We had a great interview with James Taylor a couple weeks ago, where we talked about his new book, Smart (Enough) Systems, co-authored with Neil Raden.
James is an expert on decision management systems. I spent the late 1990s working on “rules-centric” software systems that allowed us to isolate rules and manage them seperately from other software requirements.
Traditional structured requirements approaches focus on the gathering and management of software requirements, but they gloss over the gathering and management of business rules.
James and I are exploring the best ways to bring these two points of view together.
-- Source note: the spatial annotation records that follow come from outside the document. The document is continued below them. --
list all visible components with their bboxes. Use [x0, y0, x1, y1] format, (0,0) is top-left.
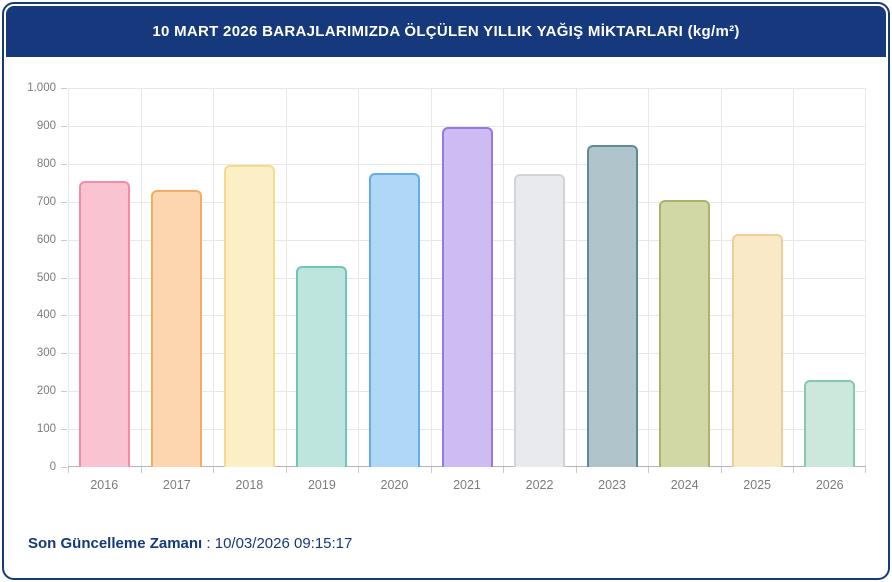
x-axis-tick-label: 2026: [815, 478, 844, 492]
last-update-value: 10/03/2026 09:15:17: [214, 535, 353, 552]
y-axis-tick-label: 700: [36, 195, 56, 208]
bar-chart: 0 100 200 300 400 500 600 700 800 900 1.000 2016 201…: [4, 4, 888, 578]
x-axis-tick-label: 2017: [162, 478, 191, 492]
x-axis-tick-mark: [68, 467, 69, 473]
x-axis-tick-mark: [503, 467, 505, 473]
y-axis-tick-label: 400: [36, 309, 56, 322]
x-axis-tick-mark: [720, 467, 722, 473]
y-axis-tick-mark: [61, 391, 67, 393]
x-axis-tick-mark: [648, 467, 650, 473]
x-axis-tick-label: 2024: [670, 478, 699, 492]
y-axis-tick-label: 1.000: [27, 82, 56, 94]
bar-2025[interactable]: [731, 233, 783, 467]
y-axis-tick-mark: [61, 239, 67, 241]
bar-2020[interactable]: [368, 172, 420, 467]
y-axis-tick-label: 0: [49, 461, 56, 473]
bar-2018[interactable]: [223, 164, 275, 467]
y-axis-tick-label: 600: [36, 233, 56, 246]
x-axis-tick-label: 2025: [743, 478, 772, 492]
bar-2023[interactable]: [586, 145, 638, 467]
x-axis-tick-label: 2019: [307, 478, 336, 492]
gridline-horizontal: [68, 125, 866, 127]
plot-area: [68, 88, 866, 467]
x-axis-tick-label: 2020: [380, 478, 409, 492]
y-axis-tick-mark: [61, 315, 67, 317]
bar-2019[interactable]: [296, 265, 348, 467]
y-axis-tick-mark: [61, 88, 67, 89]
y-axis-tick-label: 300: [36, 347, 56, 360]
bar-2022[interactable]: [514, 174, 566, 467]
x-axis-tick-mark: [575, 467, 577, 473]
x-axis-tick-mark: [430, 467, 432, 473]
bar-2016[interactable]: [78, 180, 130, 467]
bar-2024[interactable]: [659, 199, 711, 467]
bar-2021[interactable]: [441, 126, 493, 467]
x-axis-tick-mark: [865, 467, 866, 473]
x-axis-tick-mark: [285, 467, 287, 473]
y-axis-tick-label: 800: [36, 157, 56, 170]
last-update-separator: :: [202, 535, 215, 552]
y-axis-tick-label: 200: [36, 385, 56, 398]
x-axis-tick-mark: [793, 467, 795, 473]
bar-2017[interactable]: [151, 189, 203, 467]
last-update-label: Son Güncelleme Zamanı: [28, 535, 203, 552]
x-axis-tick-label: 2018: [235, 478, 264, 492]
y-axis-tick-label: 900: [36, 119, 56, 132]
chart-title: 10 MART 2026 BARAJLARIMIZDA ÖLÇÜLEN YILL…: [152, 23, 740, 40]
y-axis-tick-mark: [61, 467, 67, 468]
x-axis-tick-mark: [213, 467, 215, 473]
y-axis-tick-mark: [61, 201, 67, 203]
gridline-horizontal: [68, 88, 866, 89]
y-axis-tick-mark: [61, 353, 67, 355]
y-axis-tick-label: 500: [36, 271, 56, 284]
x-axis-tick-label: 2021: [453, 478, 481, 492]
x-axis-tick-label: 2016: [90, 478, 119, 492]
x-axis-tick-mark: [140, 467, 142, 473]
x-axis-tick-label: 2023: [598, 478, 626, 492]
y-axis-tick-mark: [61, 429, 67, 431]
x-axis-tick-mark: [358, 467, 360, 473]
y-axis-tick-mark: [61, 163, 67, 165]
y-axis-tick-mark: [61, 277, 67, 279]
bar-2026[interactable]: [804, 379, 856, 467]
chart-header: 10 MART 2026 BARAJLARIMIZDA ÖLÇÜLEN YILL…: [6, 6, 886, 57]
x-axis-tick-label: 2022: [525, 478, 554, 492]
y-axis-tick-label: 100: [36, 423, 56, 436]
last-update-line: Son Güncelleme Zamanı : 10/03/2026 09:15…: [28, 535, 352, 552]
y-axis-tick-mark: [61, 125, 67, 127]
As part of this study, one of the first things we can do is describe the areas of overlap, or rather, how the two worlds (business rules and requirements) interact. From a requirements-centric perspective, one place business rules live is within the decisions that we discover when gathering requirements.
Decisions
Use cases and process flows involve decisions. In use cases, these are often represented as alternate flows and exceptions. In process flows, they are represented with the familiar diamond shaped box. Conceptually, there are one or more rules that combine to make a decision. And in requirements documents, you often see convoluted language, well-organized tables, or other representations of those rules.
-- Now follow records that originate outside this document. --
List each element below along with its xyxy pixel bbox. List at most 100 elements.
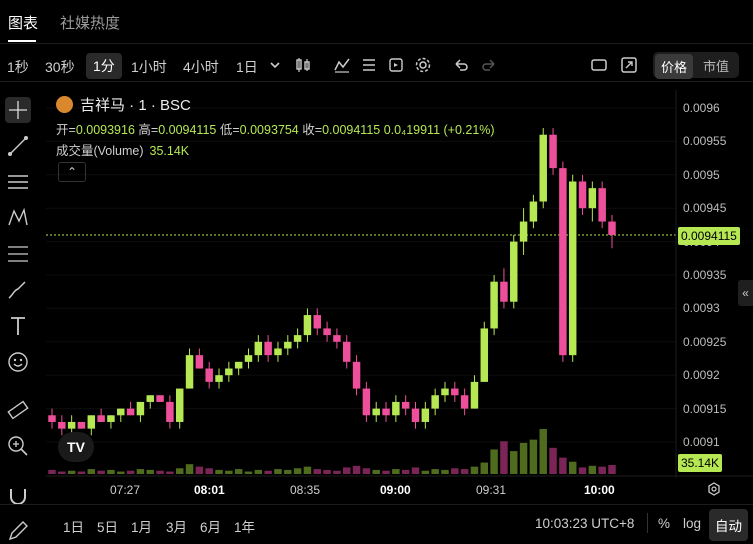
volume-bar [608,465,616,474]
volume-bar [264,470,272,474]
toggle-market-cap[interactable]: 市值 [703,59,730,74]
volume-bar [254,469,263,474]
candle-body [234,361,243,369]
volume-bars [48,429,616,474]
crosshair-icon[interactable] [5,97,31,123]
pencil-icon[interactable] [5,518,31,544]
toggle-price[interactable]: 价格 [655,54,694,79]
volume-bar [549,447,557,474]
price-tick-label: 0.00955 [683,134,727,149]
volume-bar [313,469,321,474]
brush-icon[interactable] [5,277,31,303]
clock-timezone[interactable]: 10:03:23 UTC+8 [535,516,635,531]
time-tick-label: 08:01 [194,483,225,497]
candle-body [284,341,292,349]
range-1d[interactable]: 1日 [63,520,85,535]
close-label: 收= [302,123,323,137]
range-1m[interactable]: 1月 [131,520,153,535]
tab-chart[interactable]: 图表 [8,15,39,32]
volume-bar [126,470,135,474]
volume-bar [362,468,371,474]
candle-body [529,201,538,222]
collapse-legend-button[interactable]: ⌃ [58,162,86,182]
candle-body [146,395,154,402]
candle-body [490,281,498,329]
emoji-icon[interactable] [5,349,31,375]
candle-body [156,395,164,402]
list-icon[interactable] [360,56,378,74]
open-label: 开= [56,123,76,137]
layout-icon[interactable] [590,56,608,74]
candle-body [352,361,361,389]
interval-30s[interactable]: 30秒 [45,59,75,75]
bottom-bar: 1日 5日 1月 3月 6月 1年 10:03:23 UTC+8 % log 自… [0,504,753,544]
interval-1d[interactable]: 1日 [236,59,258,75]
volume-bar [87,469,96,474]
volume-readout: 成交量(Volume) 35.14K [56,140,189,159]
candle-body [87,415,96,429]
undo-icon[interactable] [452,56,470,74]
volume-bar [578,467,587,474]
candle-body [382,408,390,416]
pattern-icon[interactable] [5,205,31,231]
volume-bar [107,469,115,474]
interval-1s[interactable]: 1秒 [7,59,29,75]
range-5d[interactable]: 5日 [97,520,119,535]
redo-icon[interactable] [480,56,498,74]
candle-body [303,315,312,336]
log-toggle[interactable]: log [683,516,702,531]
chevron-down-icon[interactable] [266,56,284,74]
fullscreen-icon[interactable] [620,56,638,74]
volume-bar [225,470,233,474]
auto-scale-toggle[interactable]: 自动 [709,509,748,541]
volume-bar [303,466,312,474]
volume-bar [284,469,292,474]
fib-icon[interactable] [5,241,31,267]
high-value: 0.0094115 [158,123,217,137]
axis-settings-icon[interactable] [706,481,722,497]
interval-1h[interactable]: 1小时 [131,59,167,75]
candle-body [166,401,174,422]
close-value: 0.0094115 [322,123,381,137]
candle-body [126,408,135,416]
candle-body [441,388,449,396]
candle-body [333,335,341,342]
trend-line-icon[interactable] [5,133,31,159]
candle-body [401,401,410,409]
interval-4h[interactable]: 4小时 [183,59,219,75]
expand-panel-button[interactable]: « [738,280,753,306]
candle-body [175,388,184,422]
zoom-in-icon[interactable] [5,433,31,459]
change-value: 0.0₄19911 (+0.21%) [383,123,495,137]
time-tick-label: 08:35 [290,483,321,497]
volume-bar [401,469,410,474]
text-tool-icon[interactable] [5,313,31,339]
volume-bar [470,466,479,474]
range-3m[interactable]: 3月 [166,520,188,535]
price-tick-label: 0.00935 [683,268,727,282]
candle-body [598,188,606,222]
tab-social-heat[interactable]: 社媒热度 [60,15,121,32]
price-marketcap-toggle: 价格 市值 [653,52,739,79]
volume-bar [156,470,164,474]
range-1y[interactable]: 1年 [234,520,256,535]
volume-bar [136,469,145,474]
percent-toggle[interactable]: % [658,516,671,531]
replay-icon[interactable] [387,56,405,74]
candle-body [323,328,331,336]
volume-bar [441,469,449,474]
volume-bar [519,442,528,474]
interval-1m[interactable]: 1分 [86,53,122,79]
volume-bar [490,449,498,474]
horizontal-lines-icon[interactable] [5,169,31,195]
candlestick-type-icon[interactable] [294,56,312,74]
volume-bar [539,429,547,474]
indicators-icon[interactable] [333,56,351,74]
ruler-icon[interactable] [5,397,31,423]
candle-body [539,134,547,202]
range-6m[interactable]: 6月 [200,520,222,535]
candle-body [480,328,489,382]
gear-icon[interactable] [414,56,432,74]
price-tick-label: 0.00915 [683,401,727,416]
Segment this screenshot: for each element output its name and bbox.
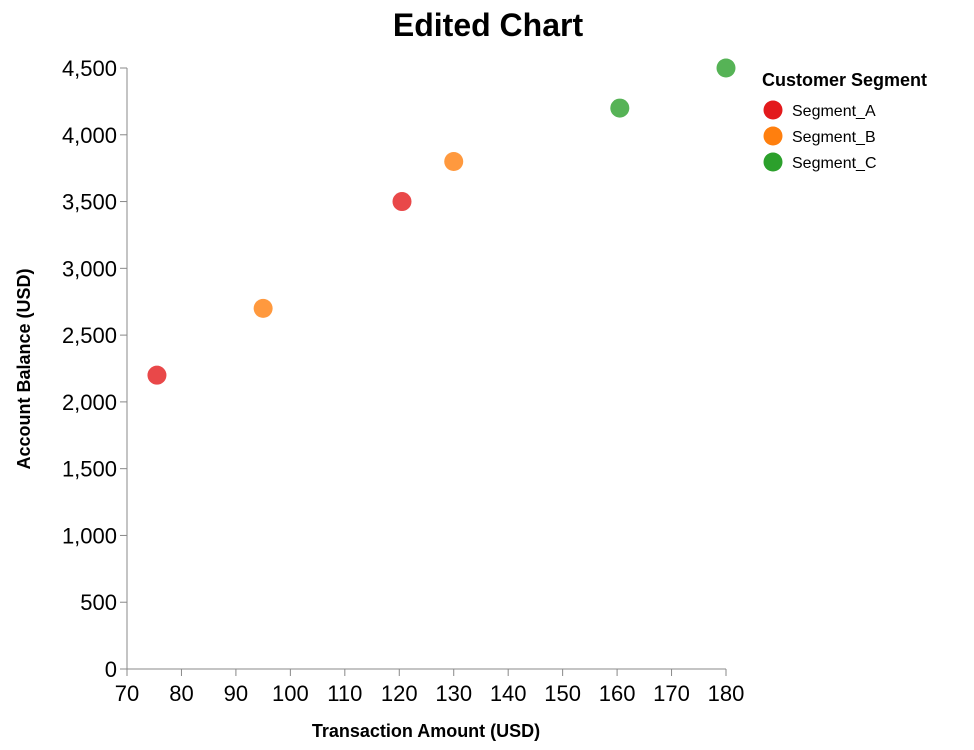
x-tick-label: 150 <box>544 681 581 706</box>
y-axis-title: Account Balance (USD) <box>14 268 34 469</box>
y-tick-label: 0 <box>105 657 117 682</box>
y-tick-label: 2,000 <box>62 390 117 415</box>
legend-swatch <box>763 152 783 172</box>
x-tick-label: 110 <box>327 681 362 706</box>
x-tick-label: 130 <box>435 681 472 706</box>
y-tick-label: 4,000 <box>62 123 117 148</box>
legend-items: Segment_A Segment_B Segment_C <box>763 100 877 172</box>
x-axis-title: Transaction Amount (USD) <box>312 721 540 741</box>
legend-label: Segment_C <box>792 155 877 172</box>
legend-label: Segment_A <box>792 103 876 120</box>
legend: Customer Segment Segment_ASegment_BSegme… <box>762 70 927 172</box>
x-tick-label: 160 <box>599 681 636 706</box>
x-tick-label: 80 <box>169 681 193 706</box>
scatter-point-segment-b <box>253 298 273 318</box>
scatter-point-segment-b <box>444 151 464 171</box>
y-tick-label: 3,000 <box>62 256 117 281</box>
legend-item-segment-a: Segment_A <box>763 100 876 120</box>
x-tick-label: 140 <box>490 681 527 706</box>
legend-label: Segment_B <box>792 129 876 146</box>
chart-title: Edited Chart <box>393 7 584 43</box>
legend-title: Customer Segment <box>762 70 927 90</box>
scatter-point-segment-c <box>610 98 630 118</box>
legend-swatch <box>763 100 783 120</box>
legend-item-segment-c: Segment_C <box>763 152 877 172</box>
y-axis: 0 500 1,000 1,500 2,000 2,500 3,000 3,500 4,000 4… <box>62 56 128 682</box>
y-tick-label: 3,500 <box>62 190 117 215</box>
y-tick-label: 2,500 <box>62 323 117 348</box>
x-tick-label: 120 <box>381 681 418 706</box>
x-tick-label: 170 <box>653 681 690 706</box>
y-tick-label: 1,000 <box>62 523 117 548</box>
scatter-point-segment-a <box>147 365 167 385</box>
x-tick-label: 70 <box>115 681 139 706</box>
scatter-point-segment-a <box>392 192 412 212</box>
scatter-point-segment-c <box>716 58 736 78</box>
x-axis: 70 80 90 100 110 120 130 140 150 160 170 180 <box>115 668 745 706</box>
y-tick-label: 500 <box>80 590 117 615</box>
x-tick-label: 100 <box>272 681 309 706</box>
y-tick-label: 1,500 <box>62 457 117 482</box>
legend-swatch <box>763 126 783 146</box>
x-tick-label: 180 <box>708 681 745 706</box>
data-points <box>147 58 736 385</box>
x-tick-label: 90 <box>224 681 248 706</box>
y-tick-label: 4,500 <box>62 56 117 81</box>
legend-item-segment-b: Segment_B <box>763 126 876 146</box>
These documents embed the rules within the requirements. And that leads to the rules being validated, verified, implemented, and tested within the greater context of the requirements.
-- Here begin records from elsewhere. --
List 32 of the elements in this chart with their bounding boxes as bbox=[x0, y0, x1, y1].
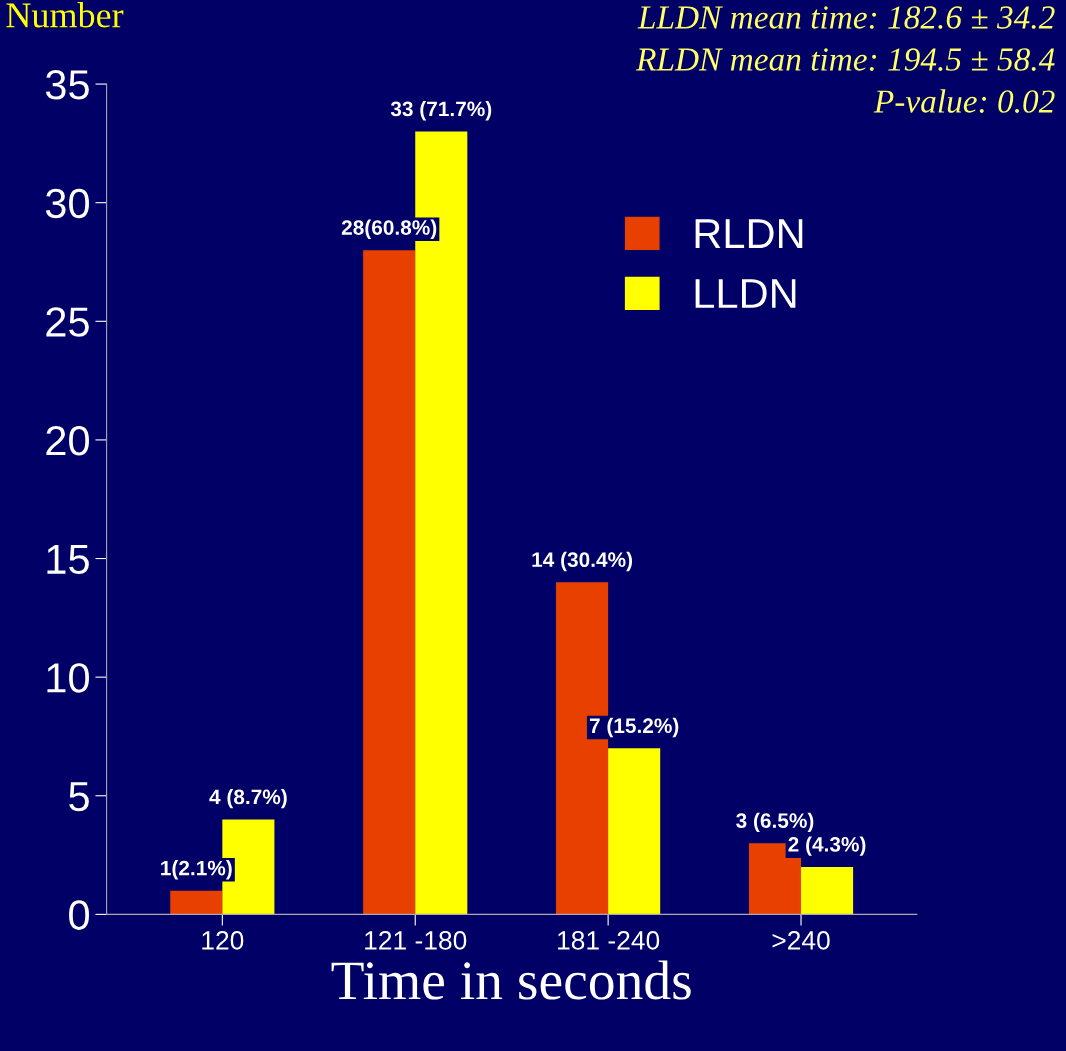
x-tick-label: 181 -240 bbox=[558, 931, 660, 950]
data-label: 4 (8.7%) bbox=[209, 788, 287, 809]
y-tick-label: 5 bbox=[69, 782, 89, 812]
legend-label: RLDN bbox=[695, 219, 803, 248]
bar bbox=[363, 250, 416, 915]
data-label: 33 (71.7%) bbox=[390, 100, 492, 121]
y-tick-label: 10 bbox=[47, 663, 89, 693]
y-tick-label: 15 bbox=[47, 544, 89, 575]
x-tick-label: 120 bbox=[202, 931, 244, 950]
x-axis-title: Time in seconds bbox=[331, 960, 691, 1000]
data-label: 14 (30.4%) bbox=[532, 551, 633, 572]
data-label: 28(60.8%) bbox=[341, 219, 437, 240]
y-tick-label: 35 bbox=[45, 70, 89, 100]
bar bbox=[556, 582, 609, 915]
y-tick-label: 25 bbox=[46, 307, 89, 337]
data-label: 7 (15.2%) bbox=[589, 717, 679, 738]
x-tick-label: 121 -180 bbox=[365, 931, 467, 950]
text: RLDN mean time: 194.5 ± 58.4 bbox=[635, 48, 1055, 71]
annotation: P-value: 0.02 bbox=[873, 89, 1055, 113]
legend-label: LLDN bbox=[695, 279, 796, 308]
bar bbox=[801, 866, 854, 915]
y-tick-label: 20 bbox=[46, 425, 89, 456]
text: LLDN mean time: 182.6 ± 34.2 bbox=[637, 6, 1055, 29]
y-tick-label: 30 bbox=[45, 188, 89, 219]
bar bbox=[608, 748, 661, 915]
data-label: 1(2.1%) bbox=[161, 860, 232, 880]
x-tick-label: >240 bbox=[772, 931, 830, 950]
bar bbox=[170, 890, 223, 915]
y-axis-title: Number bbox=[6, 2, 124, 28]
data-label: 2 (4.3%) bbox=[788, 836, 866, 856]
y-tick-label: 0 bbox=[69, 900, 89, 930]
data-label: 3 (6.5%) bbox=[736, 812, 814, 833]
Another example of decisions can be seen easily when using UML statecharts. These decisions are somewhat implicit – as they are defined as the criteria for, or ability to change the state of business objects. In other words, the conditions that allow change are in effect decisions. While it may be harder to find them, these decisions can also be found in use cases. But there are good arguments for using both use cases and UML statecharts together.
What’s The Problem?
As James points out in his new book, one of the worst things you can do is embed the implementation of business rules within a software application. So there’s a fundamental flaw in embedding business rules within requirements.
Requirements management approaches tend to either embed business rules within other artifacts. At the same time, rules-management systems are optimized for the management of rules, with little focus on requirements. Each approach is designed to solve a single problem, and neither sufficiently addresses the challenge of getting the best of both worlds.
Moving Forward
James and I will be exploring the issue of how best to bring these two worlds together over the next few months.